La questione è delicata e le indiscrezioni in merito si sprecano. Gli insider come il giornalista Matt Belloni (che ha lanciato lo scoop su Emma Stone) fanno sapere che Kevin Feige starebbe reagendo molto male all'accaduto, come d'altronde è semplice desumere dai toni tutt'altro che concilianti della prima nota che Disney ha diramato sulla questione, stigmatizzando la presunta mancanza di sensibilità di Johansson

Pare però che Hollywood aspettasse da tempo un'eroina che portasse allo scoperto il generale malcontento rispetto alla decisione di Disney di puntare sui servizi streaming come Disney+ a discapito della sala. Sulla una vicenda simile (riguardante HBO Max) si erano già fatti sentire in casa Warner Bros sia Christopher Nolan sia Denis Villeneuve (e sui cui pare anche James Gunn su The Suicide Squad abbia molto da dire).

DisneyCrudelia e i dalmata
Emma Stone potrebbe unirsi a Scarlett Johansson in protesta contro le decisioni arbitrarie di Disney in materia contrattuale

Dietro le quinte la solidarietà a Johansson pare sia forte e la stampa parla della sua mossa come "epocale" e "in grado di aprire una crepa nell'atteggiamento autoritario di Disney sui contratti". Pare che la prossima a scendere in campo possa essere Emily Blunt, attrice coprotagonista dell'ultimo film Disney ora nelle sale, Jungle Cruise, insieme a Dwayne Johnson. Sarebbe lei l'ultima vittima in ordine di tempo della release simultanea in sala e su piattaforma e pare che l'attrice inglese si stia preparando a fare una dichiarazione pubblica sulla mossa della collega Johansson.

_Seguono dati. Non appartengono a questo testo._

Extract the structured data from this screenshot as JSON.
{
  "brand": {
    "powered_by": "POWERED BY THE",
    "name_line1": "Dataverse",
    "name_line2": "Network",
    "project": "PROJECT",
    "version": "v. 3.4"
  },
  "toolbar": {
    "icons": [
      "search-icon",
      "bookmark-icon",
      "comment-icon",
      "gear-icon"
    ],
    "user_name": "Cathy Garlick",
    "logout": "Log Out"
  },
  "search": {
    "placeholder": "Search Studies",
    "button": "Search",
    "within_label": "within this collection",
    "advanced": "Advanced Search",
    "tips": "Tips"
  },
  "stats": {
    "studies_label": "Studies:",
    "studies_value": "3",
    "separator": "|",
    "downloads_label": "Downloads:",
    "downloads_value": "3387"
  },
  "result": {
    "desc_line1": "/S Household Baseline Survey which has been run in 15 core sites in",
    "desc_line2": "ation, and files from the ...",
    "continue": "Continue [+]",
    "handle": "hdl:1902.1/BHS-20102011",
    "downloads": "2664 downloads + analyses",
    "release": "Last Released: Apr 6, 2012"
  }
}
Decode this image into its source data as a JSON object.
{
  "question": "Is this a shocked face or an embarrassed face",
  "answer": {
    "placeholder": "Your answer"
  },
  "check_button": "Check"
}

Insomma, se a livello ufficiale tutti tacciono tranne Johansson e Disney, dietro le quinte il fermento è palpabile. L'impressione è che a Hollywood in molti stiano valutando le loro opzioni e non vogliano che il coraggioso passo avanti di Johansson venga messo a tacere. Vedremo se nelle prossime ore ci saranno altri sviluppi ufficiali e nuove cause legali.